A operação teve apoio da Polícia Militar do Espírito Santo (PMES), da Polícia Rodoviária Federal (PRF) e do sistema de videomonitoramento da Prefeitura de Aracruz. As investigações começaram no dia 20 de março, após a deflagração da 1ª fase da Operação Carga Pesada, que prendeu 20 pessoas que furtavam e desmanchavam caminhões na região das Montanhas Capixabas.

“Com as informações da 1ª fase, foi realizada, nos últimos três meses, uma força-tarefa com a equipe da Delegacia de Investigações Criminais de Aracruz e da Delegacia de Polícia de João Neiva. No total, foram 24 inquéritos policiais que serão concluídos”, informa o titular da Superintendência de Polícia Norte, delegado João Francisco.

Segundo as investigações, os criminosos saíam em grupo de três ou quatro pessoas durante o início da madrugada e procuravam caminhões que estavam estacionados nas margens das rodovias. Após achar um caminhão vazio, eles conseguiam abrir a porta e ligavam o automóvel. Segundo o titular da Delegacia de Polícia (DP) de João Neiva, delegado Leandro Sperandio, a ação durava poucos minutos.

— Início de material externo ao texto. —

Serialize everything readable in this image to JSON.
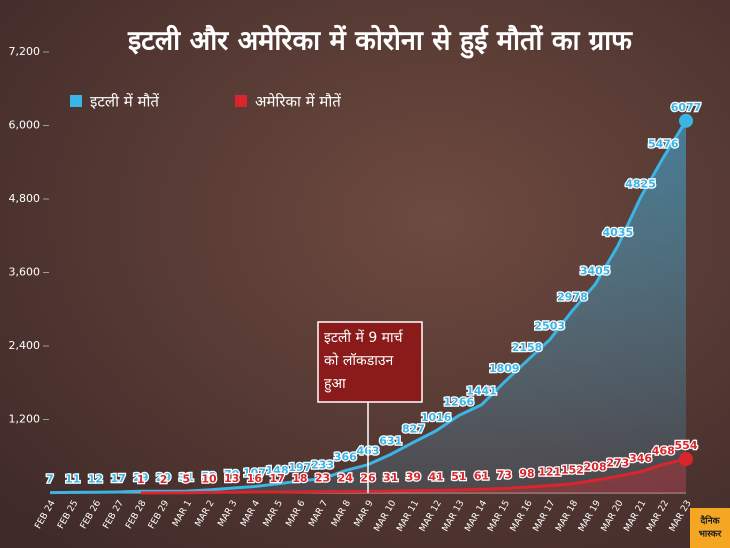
{
  "chart_data": {
    "type": "line",
    "title": "इटली और अमेरिका में कोरोना से हुई मौतों का ग्राफ",
    "categories": [
      "FEB 24",
      "FEB 25",
      "FEB 26",
      "FEB 27",
      "FEB 28",
      "FEB 29",
      "MAR 1",
      "MAR 2",
      "MAR 3",
      "MAR 4",
      "MAR 5",
      "MAR 6",
      "MAR 7",
      "MAR 8",
      "MAR 9",
      "MAR 10",
      "MAR 11",
      "MAR 12",
      "MAR 13",
      "MAR 14",
      "MAR 15",
      "MAR 16",
      "MAR 17",
      "MAR 18",
      "MAR 19",
      "MAR 20",
      "MAR 21",
      "MAR 22",
      "MAR 23"
    ],
    "series": [
      {
        "name": "इटली में मौतें",
        "color": "#3bb4e6",
        "values": [
          7,
          11,
          12,
          17,
          29,
          29,
          31,
          52,
          79,
          107,
          148,
          197,
          233,
          366,
          463,
          631,
          827,
          1016,
          1266,
          1441,
          1809,
          2158,
          2503,
          2978,
          3405,
          4035,
          4825,
          5476,
          6077
        ]
      },
      {
        "name": "अमेरिका में मौतें",
        "color": "#d9262c",
        "values": [
          null,
          null,
          null,
          null,
          1,
          2,
          5,
          10,
          13,
          16,
          17,
          18,
          23,
          24,
          26,
          31,
          39,
          41,
          51,
          61,
          73,
          98,
          121,
          152,
          208,
          273,
          346,
          468,
          554
        ]
      }
    ],
    "ylim": [
      0,
      7200
    ],
    "yticks": [
      {
        "value": 1200,
        "label": "1,200"
      },
      {
        "value": 2400,
        "label": "2,400"
      },
      {
        "value": 3600,
        "label": "3,600"
      },
      {
        "value": 4800,
        "label": "4,800"
      },
      {
        "value": 6000,
        "label": "6,000"
      },
      {
        "value": 7200,
        "label": "7,200"
      }
    ],
    "annotation": [
      "इटली में 9 मार्च",
      "को लॉकडाउन",
      "हुआ"
    ],
    "legend": "top-left"
  },
  "logo": [
    "दैनिक",
    "भास्कर"
  ]
}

“Após realizarem os furtos, boa parte dos caminhões era levada para os desmanches que ficam em Aracruz, um deles, inclusive, dentro de uma Aldeia Indígena. No local, após desmancharem os veículos, eles encaminhavam as peças para revenda, principalmente para a região do sul do Estado da Bahia”, conta o delegado Leandro Sperandio.

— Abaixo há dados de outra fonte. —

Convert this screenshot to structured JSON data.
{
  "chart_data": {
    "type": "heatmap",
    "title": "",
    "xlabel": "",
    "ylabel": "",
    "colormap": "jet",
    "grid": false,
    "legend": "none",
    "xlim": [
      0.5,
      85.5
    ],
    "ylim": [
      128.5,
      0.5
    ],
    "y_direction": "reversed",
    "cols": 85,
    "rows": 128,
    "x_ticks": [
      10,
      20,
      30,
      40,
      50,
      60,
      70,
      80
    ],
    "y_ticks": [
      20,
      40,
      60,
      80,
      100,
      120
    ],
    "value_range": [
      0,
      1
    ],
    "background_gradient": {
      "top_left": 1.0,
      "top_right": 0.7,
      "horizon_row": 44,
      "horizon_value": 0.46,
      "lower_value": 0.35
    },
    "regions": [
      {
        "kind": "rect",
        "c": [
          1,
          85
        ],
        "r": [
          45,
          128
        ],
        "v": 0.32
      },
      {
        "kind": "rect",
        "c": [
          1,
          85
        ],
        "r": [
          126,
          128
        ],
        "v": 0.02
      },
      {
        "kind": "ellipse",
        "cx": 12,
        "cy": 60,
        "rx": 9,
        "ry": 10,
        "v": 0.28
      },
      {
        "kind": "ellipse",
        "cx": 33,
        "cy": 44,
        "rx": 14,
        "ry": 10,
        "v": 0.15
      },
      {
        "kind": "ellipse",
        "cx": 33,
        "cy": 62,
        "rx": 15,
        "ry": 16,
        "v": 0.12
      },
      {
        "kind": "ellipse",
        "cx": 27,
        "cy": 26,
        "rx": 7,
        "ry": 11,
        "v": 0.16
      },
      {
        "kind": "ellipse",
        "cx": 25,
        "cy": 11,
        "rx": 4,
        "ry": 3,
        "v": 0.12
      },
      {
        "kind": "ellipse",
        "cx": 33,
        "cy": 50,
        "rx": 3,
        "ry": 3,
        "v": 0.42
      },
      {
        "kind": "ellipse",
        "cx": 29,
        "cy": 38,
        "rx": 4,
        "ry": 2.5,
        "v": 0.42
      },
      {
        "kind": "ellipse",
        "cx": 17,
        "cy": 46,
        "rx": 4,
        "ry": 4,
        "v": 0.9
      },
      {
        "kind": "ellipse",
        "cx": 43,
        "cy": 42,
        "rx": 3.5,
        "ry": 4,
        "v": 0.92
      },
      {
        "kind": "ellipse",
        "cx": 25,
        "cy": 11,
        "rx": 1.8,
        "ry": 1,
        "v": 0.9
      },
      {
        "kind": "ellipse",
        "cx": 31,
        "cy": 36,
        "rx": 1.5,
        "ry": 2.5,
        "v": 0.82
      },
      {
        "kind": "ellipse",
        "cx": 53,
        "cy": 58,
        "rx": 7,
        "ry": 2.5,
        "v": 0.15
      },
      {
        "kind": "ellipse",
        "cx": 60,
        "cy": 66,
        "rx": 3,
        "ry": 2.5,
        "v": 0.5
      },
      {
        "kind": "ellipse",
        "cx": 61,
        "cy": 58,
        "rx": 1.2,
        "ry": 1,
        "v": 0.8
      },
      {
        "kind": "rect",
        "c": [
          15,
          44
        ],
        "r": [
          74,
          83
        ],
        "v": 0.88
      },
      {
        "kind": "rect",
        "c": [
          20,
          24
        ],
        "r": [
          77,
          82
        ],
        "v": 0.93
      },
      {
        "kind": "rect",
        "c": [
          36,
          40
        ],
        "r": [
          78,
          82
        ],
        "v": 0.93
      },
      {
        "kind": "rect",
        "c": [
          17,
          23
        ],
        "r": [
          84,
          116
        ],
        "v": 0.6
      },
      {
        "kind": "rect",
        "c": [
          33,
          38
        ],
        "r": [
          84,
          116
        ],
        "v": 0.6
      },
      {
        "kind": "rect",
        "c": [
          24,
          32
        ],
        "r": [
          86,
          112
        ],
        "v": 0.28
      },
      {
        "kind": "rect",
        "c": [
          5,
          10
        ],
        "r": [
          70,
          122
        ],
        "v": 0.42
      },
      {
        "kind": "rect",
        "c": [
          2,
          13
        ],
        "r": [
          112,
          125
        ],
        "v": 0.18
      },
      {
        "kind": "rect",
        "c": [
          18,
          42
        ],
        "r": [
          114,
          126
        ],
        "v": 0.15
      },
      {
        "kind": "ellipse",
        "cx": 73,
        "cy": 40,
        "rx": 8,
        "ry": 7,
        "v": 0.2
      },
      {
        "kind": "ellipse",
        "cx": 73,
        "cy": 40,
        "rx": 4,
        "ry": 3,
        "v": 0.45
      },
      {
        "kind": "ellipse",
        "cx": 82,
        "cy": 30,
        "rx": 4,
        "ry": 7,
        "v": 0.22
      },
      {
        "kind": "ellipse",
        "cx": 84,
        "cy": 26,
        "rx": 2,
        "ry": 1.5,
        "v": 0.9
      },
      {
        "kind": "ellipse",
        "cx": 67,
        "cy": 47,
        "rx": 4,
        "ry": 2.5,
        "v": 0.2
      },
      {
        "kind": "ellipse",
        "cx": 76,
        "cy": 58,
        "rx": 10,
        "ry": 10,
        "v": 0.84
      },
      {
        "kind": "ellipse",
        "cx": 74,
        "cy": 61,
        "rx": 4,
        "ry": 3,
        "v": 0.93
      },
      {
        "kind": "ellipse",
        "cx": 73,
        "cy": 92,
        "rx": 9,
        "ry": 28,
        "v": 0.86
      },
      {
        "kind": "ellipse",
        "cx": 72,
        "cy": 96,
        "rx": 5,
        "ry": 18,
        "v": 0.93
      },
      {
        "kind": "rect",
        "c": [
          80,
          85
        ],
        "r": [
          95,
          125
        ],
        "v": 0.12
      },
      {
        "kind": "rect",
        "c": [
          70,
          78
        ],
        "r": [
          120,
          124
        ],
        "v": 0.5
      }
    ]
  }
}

As investigações também apontaram que os presos eram responsáveis pelo roubo de, pelo menos, 24 caminhões. Eles faturavam de R$ 30 mil a R$ 40 mil na revenda das peças. De acordo com o titular da Delegacia de Investigações Criminais (Deic) de Aracruz, delegado Rodrigo Peçanha, a quadrilha chegava a chantagear o dono de alguns caminhões.

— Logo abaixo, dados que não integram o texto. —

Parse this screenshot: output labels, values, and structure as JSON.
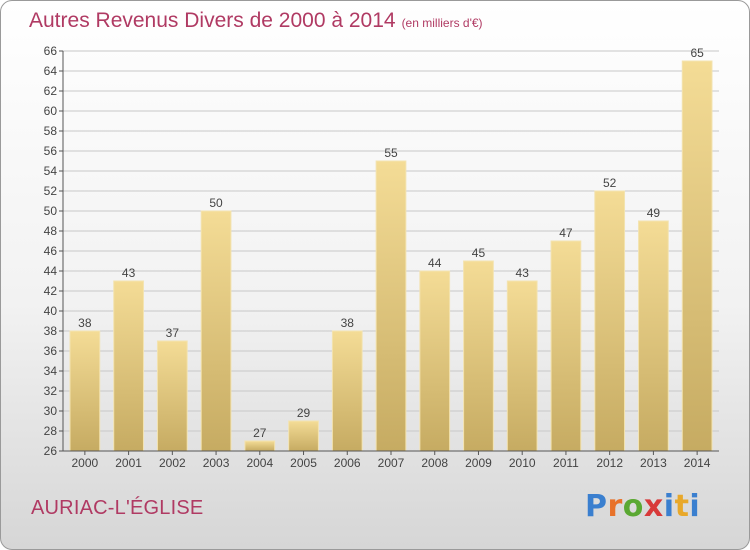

“Nos últimos dias, com o avanço das investigações e da recuperação dos veículos roubados, alguns criminosos ligavam para as vítimas e pediam dinheiro para devolver o caminhão”, relata o delegado.

Segundo o delegado-geral da Polícia Civil, José Darcy Arruda, os registros de furto desse tipo de veículo caíram enquanto as investigações da 1ª e 2ª  fase avançavam. “Nós tínhamos, em média, dois furtos de caminhões por dia. Com as investigações, os crimes passaram para zero. Foi uma operação muito importante, que desarticulou uma organização criminosa especialista no furto, revenda e desmanches”, observa o delegado-geral.